Ouvir um disco de Hip Hop/Rap feito em 2017 não é o mesmo que ouvir um trabalho feito em 1992. O estilo mudou, as referências mudaram, as aparências talvez. O que permanece presente é a desigualdade e as narrativas que expressam tal fato, feitas pela população negra norte-americana, os tais afrodescendentes. Por mais que algum nigga da região tenha sucesso e ganhe uma grana com isso, sempre haverá a origem, a cultura, a vizinhança, o lugar de onde veio. E tudo isso é o tema que o trio Migos discorre neste seu segundo disco, C U L T U R E.

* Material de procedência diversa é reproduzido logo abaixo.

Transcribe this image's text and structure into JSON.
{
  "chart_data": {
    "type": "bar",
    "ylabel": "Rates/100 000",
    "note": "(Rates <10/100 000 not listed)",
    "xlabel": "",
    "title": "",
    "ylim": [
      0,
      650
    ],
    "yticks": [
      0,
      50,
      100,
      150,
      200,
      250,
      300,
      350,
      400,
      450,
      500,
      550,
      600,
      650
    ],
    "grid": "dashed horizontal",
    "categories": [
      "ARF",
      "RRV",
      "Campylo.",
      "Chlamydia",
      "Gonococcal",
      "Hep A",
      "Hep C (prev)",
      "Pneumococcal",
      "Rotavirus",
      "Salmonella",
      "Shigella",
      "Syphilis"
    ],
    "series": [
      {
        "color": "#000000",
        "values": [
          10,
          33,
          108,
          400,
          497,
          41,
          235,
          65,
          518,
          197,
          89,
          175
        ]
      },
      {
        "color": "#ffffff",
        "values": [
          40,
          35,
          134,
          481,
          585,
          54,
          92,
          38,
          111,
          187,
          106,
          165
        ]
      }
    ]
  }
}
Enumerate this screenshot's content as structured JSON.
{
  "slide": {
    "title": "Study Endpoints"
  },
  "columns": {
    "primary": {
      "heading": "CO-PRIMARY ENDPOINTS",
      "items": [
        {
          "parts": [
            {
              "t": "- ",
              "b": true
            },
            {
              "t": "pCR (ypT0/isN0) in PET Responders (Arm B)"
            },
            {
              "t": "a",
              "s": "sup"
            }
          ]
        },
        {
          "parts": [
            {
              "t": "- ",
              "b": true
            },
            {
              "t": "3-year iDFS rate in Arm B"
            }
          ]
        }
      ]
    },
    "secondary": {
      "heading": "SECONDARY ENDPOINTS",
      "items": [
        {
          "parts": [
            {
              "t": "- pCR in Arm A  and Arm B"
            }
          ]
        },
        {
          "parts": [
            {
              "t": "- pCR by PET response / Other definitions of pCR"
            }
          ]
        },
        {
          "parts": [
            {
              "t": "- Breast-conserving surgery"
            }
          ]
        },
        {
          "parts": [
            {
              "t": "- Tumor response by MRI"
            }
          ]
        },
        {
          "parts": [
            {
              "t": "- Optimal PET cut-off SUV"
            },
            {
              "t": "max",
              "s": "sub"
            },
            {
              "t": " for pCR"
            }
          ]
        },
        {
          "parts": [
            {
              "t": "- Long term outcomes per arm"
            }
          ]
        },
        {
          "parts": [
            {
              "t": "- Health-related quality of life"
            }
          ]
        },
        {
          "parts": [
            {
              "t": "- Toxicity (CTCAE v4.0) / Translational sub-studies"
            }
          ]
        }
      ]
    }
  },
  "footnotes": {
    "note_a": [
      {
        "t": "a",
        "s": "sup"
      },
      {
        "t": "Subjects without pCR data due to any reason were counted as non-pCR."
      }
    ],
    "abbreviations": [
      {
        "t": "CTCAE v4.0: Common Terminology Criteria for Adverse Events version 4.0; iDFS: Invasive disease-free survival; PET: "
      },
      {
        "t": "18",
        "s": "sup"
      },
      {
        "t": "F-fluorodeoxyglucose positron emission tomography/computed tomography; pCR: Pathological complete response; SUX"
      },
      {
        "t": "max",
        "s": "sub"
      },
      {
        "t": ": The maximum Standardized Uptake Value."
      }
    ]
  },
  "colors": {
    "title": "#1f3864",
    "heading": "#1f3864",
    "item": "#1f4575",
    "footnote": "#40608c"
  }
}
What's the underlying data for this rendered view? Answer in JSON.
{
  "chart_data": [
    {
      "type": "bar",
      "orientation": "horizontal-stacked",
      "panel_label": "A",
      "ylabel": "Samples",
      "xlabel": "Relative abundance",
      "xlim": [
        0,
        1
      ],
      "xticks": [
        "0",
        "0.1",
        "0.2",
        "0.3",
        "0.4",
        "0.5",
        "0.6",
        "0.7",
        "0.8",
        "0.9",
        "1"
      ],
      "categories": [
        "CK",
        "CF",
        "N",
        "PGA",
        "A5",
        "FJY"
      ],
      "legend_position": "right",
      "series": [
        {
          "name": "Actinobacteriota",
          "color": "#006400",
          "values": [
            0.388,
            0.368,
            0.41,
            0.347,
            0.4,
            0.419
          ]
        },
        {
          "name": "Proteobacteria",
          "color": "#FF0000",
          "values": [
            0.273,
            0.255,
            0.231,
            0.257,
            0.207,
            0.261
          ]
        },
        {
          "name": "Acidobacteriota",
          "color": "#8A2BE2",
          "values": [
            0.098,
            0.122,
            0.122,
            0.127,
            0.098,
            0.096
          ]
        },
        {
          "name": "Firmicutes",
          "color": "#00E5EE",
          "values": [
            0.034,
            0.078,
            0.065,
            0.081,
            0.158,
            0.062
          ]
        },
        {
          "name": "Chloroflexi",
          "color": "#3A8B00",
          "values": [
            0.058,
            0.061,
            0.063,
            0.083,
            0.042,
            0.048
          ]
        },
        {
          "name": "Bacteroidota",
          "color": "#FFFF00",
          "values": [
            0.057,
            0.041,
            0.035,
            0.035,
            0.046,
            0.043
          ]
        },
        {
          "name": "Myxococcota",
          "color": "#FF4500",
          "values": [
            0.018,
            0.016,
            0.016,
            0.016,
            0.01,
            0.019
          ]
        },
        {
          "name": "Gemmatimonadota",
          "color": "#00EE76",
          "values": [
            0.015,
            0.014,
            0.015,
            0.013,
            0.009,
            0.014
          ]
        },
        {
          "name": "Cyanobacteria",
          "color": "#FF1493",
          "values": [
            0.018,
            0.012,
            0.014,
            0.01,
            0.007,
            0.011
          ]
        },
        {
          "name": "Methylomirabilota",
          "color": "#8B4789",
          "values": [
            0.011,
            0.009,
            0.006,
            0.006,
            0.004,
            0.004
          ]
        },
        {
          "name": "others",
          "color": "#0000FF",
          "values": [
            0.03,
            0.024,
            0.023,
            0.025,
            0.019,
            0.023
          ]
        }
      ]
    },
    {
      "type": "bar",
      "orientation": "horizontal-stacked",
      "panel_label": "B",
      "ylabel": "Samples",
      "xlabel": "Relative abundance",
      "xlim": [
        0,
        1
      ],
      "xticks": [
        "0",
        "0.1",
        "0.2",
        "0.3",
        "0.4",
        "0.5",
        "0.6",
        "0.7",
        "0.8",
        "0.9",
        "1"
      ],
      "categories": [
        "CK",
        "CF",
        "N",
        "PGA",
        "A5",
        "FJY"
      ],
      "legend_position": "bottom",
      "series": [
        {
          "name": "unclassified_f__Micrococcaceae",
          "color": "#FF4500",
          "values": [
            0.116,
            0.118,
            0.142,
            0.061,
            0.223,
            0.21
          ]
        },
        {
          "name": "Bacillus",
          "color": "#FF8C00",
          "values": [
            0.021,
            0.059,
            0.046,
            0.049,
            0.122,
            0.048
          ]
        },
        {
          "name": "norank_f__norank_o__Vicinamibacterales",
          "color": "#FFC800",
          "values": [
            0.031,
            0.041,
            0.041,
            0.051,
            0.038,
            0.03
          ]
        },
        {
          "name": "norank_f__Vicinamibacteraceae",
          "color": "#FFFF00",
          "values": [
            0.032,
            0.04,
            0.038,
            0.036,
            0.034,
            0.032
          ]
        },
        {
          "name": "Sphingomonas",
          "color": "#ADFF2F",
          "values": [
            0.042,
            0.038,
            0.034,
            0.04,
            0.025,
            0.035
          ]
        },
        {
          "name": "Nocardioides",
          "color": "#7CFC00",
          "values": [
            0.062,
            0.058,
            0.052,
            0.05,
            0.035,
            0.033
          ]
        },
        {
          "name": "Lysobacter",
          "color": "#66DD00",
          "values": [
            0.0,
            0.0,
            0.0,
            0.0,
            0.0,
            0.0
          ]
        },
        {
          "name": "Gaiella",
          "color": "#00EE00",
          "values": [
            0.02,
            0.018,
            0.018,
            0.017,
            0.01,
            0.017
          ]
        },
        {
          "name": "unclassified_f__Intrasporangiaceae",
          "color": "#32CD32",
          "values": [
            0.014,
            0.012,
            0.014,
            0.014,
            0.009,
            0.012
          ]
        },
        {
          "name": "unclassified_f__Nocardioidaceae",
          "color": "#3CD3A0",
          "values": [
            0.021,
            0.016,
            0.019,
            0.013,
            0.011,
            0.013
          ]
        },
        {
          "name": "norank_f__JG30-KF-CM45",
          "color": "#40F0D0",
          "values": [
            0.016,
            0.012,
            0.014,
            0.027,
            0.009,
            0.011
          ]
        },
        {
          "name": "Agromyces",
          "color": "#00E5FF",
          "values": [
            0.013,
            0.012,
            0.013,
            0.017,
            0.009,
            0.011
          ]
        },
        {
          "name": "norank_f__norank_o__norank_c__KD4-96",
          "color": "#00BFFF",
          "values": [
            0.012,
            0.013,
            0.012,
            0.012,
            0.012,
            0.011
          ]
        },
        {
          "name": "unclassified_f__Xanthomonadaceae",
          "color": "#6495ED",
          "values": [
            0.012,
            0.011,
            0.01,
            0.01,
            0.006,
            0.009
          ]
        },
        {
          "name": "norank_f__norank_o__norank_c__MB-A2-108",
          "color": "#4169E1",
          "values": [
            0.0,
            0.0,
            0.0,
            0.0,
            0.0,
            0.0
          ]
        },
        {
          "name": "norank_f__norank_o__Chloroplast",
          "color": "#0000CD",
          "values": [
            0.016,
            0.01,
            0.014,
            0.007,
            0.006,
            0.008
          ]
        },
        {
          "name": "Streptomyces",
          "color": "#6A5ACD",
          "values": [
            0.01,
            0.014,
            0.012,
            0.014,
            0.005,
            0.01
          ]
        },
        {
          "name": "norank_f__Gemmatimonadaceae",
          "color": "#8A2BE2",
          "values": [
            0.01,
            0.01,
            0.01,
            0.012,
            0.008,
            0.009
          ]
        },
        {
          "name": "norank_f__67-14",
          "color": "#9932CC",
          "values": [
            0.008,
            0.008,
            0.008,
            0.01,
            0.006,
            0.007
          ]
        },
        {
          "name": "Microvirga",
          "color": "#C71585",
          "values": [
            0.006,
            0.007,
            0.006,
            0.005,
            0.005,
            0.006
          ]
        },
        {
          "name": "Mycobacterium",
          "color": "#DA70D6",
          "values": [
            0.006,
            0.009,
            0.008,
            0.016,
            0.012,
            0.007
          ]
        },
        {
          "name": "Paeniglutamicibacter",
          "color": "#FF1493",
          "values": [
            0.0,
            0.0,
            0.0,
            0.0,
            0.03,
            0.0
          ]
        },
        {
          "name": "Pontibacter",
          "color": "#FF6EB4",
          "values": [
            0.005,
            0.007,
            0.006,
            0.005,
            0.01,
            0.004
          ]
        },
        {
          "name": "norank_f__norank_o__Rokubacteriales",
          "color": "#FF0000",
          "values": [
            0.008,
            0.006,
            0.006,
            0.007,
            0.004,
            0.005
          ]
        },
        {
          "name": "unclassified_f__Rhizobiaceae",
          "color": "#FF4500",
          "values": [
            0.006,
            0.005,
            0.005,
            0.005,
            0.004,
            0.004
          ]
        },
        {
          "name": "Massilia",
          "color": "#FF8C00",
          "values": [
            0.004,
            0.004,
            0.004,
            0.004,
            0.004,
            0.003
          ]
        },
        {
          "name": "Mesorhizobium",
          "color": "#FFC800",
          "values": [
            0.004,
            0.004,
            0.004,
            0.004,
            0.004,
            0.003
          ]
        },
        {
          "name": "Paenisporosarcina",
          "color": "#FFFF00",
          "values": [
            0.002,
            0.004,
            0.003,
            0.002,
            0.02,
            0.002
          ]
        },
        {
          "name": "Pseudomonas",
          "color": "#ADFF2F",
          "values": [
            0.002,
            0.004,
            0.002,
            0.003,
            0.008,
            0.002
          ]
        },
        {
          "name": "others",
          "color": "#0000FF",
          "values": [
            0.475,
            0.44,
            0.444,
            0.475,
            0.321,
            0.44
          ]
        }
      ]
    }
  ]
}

Confesso aos leitores que tenho preferência estética pelos padrões antigos do Rap, a saber, o uso massivo do sampling como forma de revisitar/ressignificar canções de outros tempos, a serviço de um flow esperto/malandro que notabilizasse o vocalista/compositor dos versos e narrativas. Se a banda ainda tivesse a manha de samplear elementos alheios ao mundo do Rap, como o Country, o Jazz ou algo ainda mais exótico, melhor seria o resultado. Sendo assim, não me agrada especialmente a onda na qual boa parte dos artistas do estilo vêm abraçando hoje, a mistura com blips e blops da música eletrônica, especialmente porque a tal EDM de hoje é de uma pobreza extrema e atroz. Se isso ocorresse em meio ao tempo dourado da Eletrônica noventista, eu não estaria criticando, acreditem.
O que Migos, um trio de sujeitos de Atlanta, tem a ver com isso? Nada, os caras seguem a tendência atual e fazer um bom trabalho. Chamaram um bonde de produtores de todos os tipos e se engalfinharam com treze composições no estúdio, procurando colocar os melhores vocais e conseguir os timbres mais próximos de ambos os lados, agradando – ou tentando agradar – tanto os fãs da tal EDM como os hip-hoppers mais empedernidos. Deu certo, até porque a audiência de fãs de Eletrônica entre os ouvintes de Rap é crescente e responsável pela introdução sem atritos do estilo na “música alternativa” global.
Há bons destaques por aqui: o hit Bad And Boujee já surge como uma das grandes músicas deste início de ano, enquanto a levada dolente de T-Shirt antecipa apocalipses de bolso em pouco mais de quatro minutos de duração. Slippery, com a participação do camarada Gucci Mane também tem um bom uso de sintetizadores e promove um ritmo hipnótico, cuja tranquilidade contrasta com as alternâncias nos vocais e batidas. Deadz é outro exemplo do uso de sintetizadores e de como eles podem dar um molho dramático na canção, sem afetar a lógica dos beats. A caminho do fim, duas grandes faixas: Kelly Price, cuja dolente progressão de batidas é abalroada por vocais inconstantes, é sucedida por Out To Way, com jeito de lembrança da infância dos próprios Migos.
Se o presente/futuro do Rap pode desagradar aqui e ali, há que enxergar na aproximação com batidas e estéticas novas uma forma da própria música sobreviver de acordo com as mudanças da própria sociedade. Isso, meus caros, é algo que a música popular sempre fez, faz e fará. Nos resta entender e apreciar.